= John Baker (runner) =

American runner (1944–1970)

John Willard Baker (June 29, 1944—November 26, 1970) while a runner for the University of New Mexico (1967) he won the WAC Cross-Country Championship twice and was the WAC Champion in the mile. He received his degree in physical education from University of New Mexico. After he graduated he became the first physical education teacher at Aspen Elementary in Albuquerque, New Mexico when it opened. John Baker also started a running team called the Duke City Dashers.

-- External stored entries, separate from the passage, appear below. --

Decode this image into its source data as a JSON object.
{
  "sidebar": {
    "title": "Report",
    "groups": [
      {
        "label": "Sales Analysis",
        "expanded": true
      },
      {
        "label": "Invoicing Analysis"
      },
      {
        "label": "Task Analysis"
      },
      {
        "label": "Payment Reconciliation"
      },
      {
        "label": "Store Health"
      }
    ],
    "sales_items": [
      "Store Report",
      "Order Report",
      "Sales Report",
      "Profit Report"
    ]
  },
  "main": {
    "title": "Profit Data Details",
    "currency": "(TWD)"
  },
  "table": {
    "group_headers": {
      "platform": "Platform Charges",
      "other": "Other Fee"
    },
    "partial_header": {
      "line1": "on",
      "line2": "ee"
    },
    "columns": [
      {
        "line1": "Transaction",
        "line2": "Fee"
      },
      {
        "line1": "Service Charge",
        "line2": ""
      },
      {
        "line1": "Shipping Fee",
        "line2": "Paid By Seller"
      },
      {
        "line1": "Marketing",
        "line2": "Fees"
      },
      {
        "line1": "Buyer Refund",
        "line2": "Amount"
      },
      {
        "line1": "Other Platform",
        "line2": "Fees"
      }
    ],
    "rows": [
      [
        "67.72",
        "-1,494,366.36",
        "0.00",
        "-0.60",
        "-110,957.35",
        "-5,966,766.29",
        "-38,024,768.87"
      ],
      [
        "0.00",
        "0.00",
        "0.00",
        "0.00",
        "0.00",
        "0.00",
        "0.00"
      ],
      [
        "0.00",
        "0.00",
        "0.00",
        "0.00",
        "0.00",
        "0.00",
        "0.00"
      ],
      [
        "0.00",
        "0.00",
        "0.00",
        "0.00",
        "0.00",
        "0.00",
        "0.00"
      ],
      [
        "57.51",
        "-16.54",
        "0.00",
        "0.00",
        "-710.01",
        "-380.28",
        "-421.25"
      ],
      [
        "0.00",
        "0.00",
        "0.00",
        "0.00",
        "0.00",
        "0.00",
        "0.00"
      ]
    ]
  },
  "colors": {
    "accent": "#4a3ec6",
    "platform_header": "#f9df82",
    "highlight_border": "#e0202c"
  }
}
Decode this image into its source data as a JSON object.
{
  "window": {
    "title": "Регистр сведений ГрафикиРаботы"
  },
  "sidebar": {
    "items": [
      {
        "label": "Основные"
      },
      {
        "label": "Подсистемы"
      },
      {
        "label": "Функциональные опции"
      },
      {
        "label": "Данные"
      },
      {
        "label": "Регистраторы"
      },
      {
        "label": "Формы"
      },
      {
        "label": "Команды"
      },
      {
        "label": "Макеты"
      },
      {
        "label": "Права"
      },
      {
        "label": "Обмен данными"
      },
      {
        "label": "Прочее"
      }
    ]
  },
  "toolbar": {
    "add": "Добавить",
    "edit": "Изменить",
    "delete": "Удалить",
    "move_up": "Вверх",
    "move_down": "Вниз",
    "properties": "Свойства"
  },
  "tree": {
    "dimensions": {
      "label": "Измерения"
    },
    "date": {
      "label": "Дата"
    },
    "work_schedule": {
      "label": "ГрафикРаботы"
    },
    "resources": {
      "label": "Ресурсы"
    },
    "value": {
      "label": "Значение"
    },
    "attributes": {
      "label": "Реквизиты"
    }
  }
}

Baker was later diagnosed with cancer; he died shortly thereafter, at the age of 26.

The students in the school petitioned the school board to change the name of Aspen Elementary to John Baker Elementary. The school's name was changed the next year, where an astounding 520 people voted for the change, and no one against it, and is still called John Baker Elementary.

==A Shining Season==
Bill Buchanan wrote a full-length biography of Baker called A Shining Season. A TV movie based on the book was created in 1979. Timothy Bottoms portrayed John Baker in the movie, and Ed Begley Jr. portrayed Duke City Dashers assistant coach John Haaland.
John Baker was told he had 6 months to live, at the time of diagnosis; he lived a year beyond the expectation his doctor gave him.

==John Baker's Last Race==
Brigham Young University also made a movie about John Baker in 1976 entitled John Baker's Last Race. A DVD of the movie is available through BYU's Creative Works Office.